Published: 14-07-2020| Version 2 | DOI: 10.17632/y3jkjj9yzz.2
Lingyao Li


The dataset records the real-time sentiment records based on tweets data for 2019 Manhattan blackout, which occurred on July 13, 2019, at approximately 6:47 pm (EST). Twitter Standard Search API was utilized with key search terms “power outage,” “blackout,” and “power cut” to search against related tweets. The original data were stored in JavaScript Object Notation (.json) files, which were converted to Excel (.xlsx) files for subsequent processing. Location-related terms including “New York,” “NY,” “NYC,” “Manhattan,” and “Time Square” were used for filtering and cleaning work.

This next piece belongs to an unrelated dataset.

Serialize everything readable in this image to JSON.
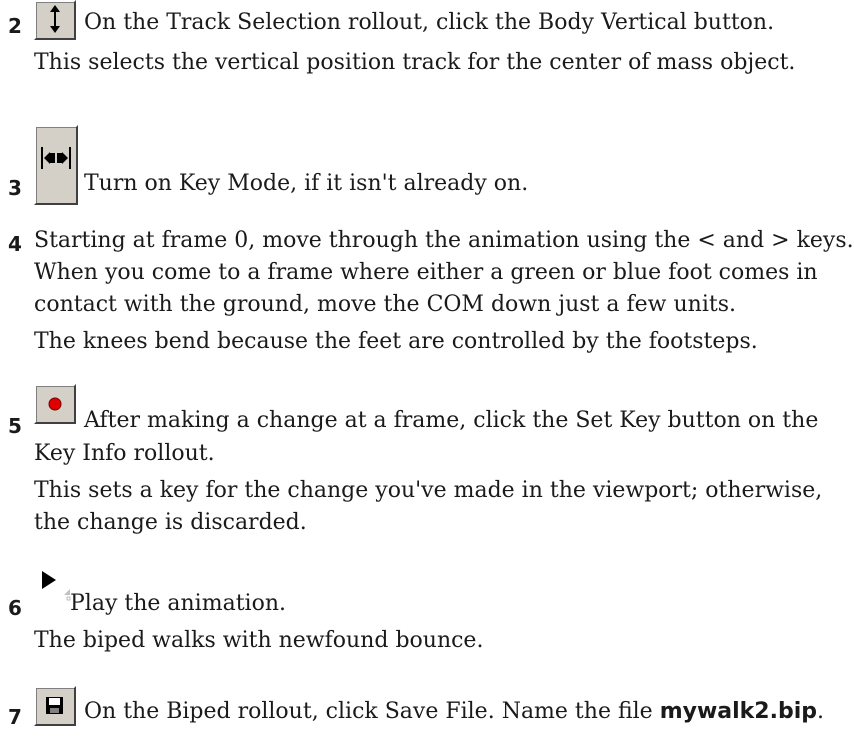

The final dataset is saved as .xlsx format and includes 189,709 records with the ETC timeline from 6:47 pm on July 13 to 8:00 pm on July 15. Due to the Twitter Developer Policy, https://developer.twitter.com/en/developer-terms/agreement-and-policy#id34, user information (screen name, verified, descriptions, user-input location, favorites, and followers, etc.) or messages are not allowed to distribute. In the validation process, some tweets were found to be incorrectly classified by the Watson NLP API. To further improve the accuracy of sentiment extraction, those tweets appeared in our n=410 validation set that were incorrectly classified by the API were adjusted based on our manual labels. We attach the sentiment results for the sole purpose of validation of our research results. The full library of word patterns used in this research is also attached. This file exhibits the lists of word patterns that we input into python to classify the tweets into different categories of identified behavioral responses.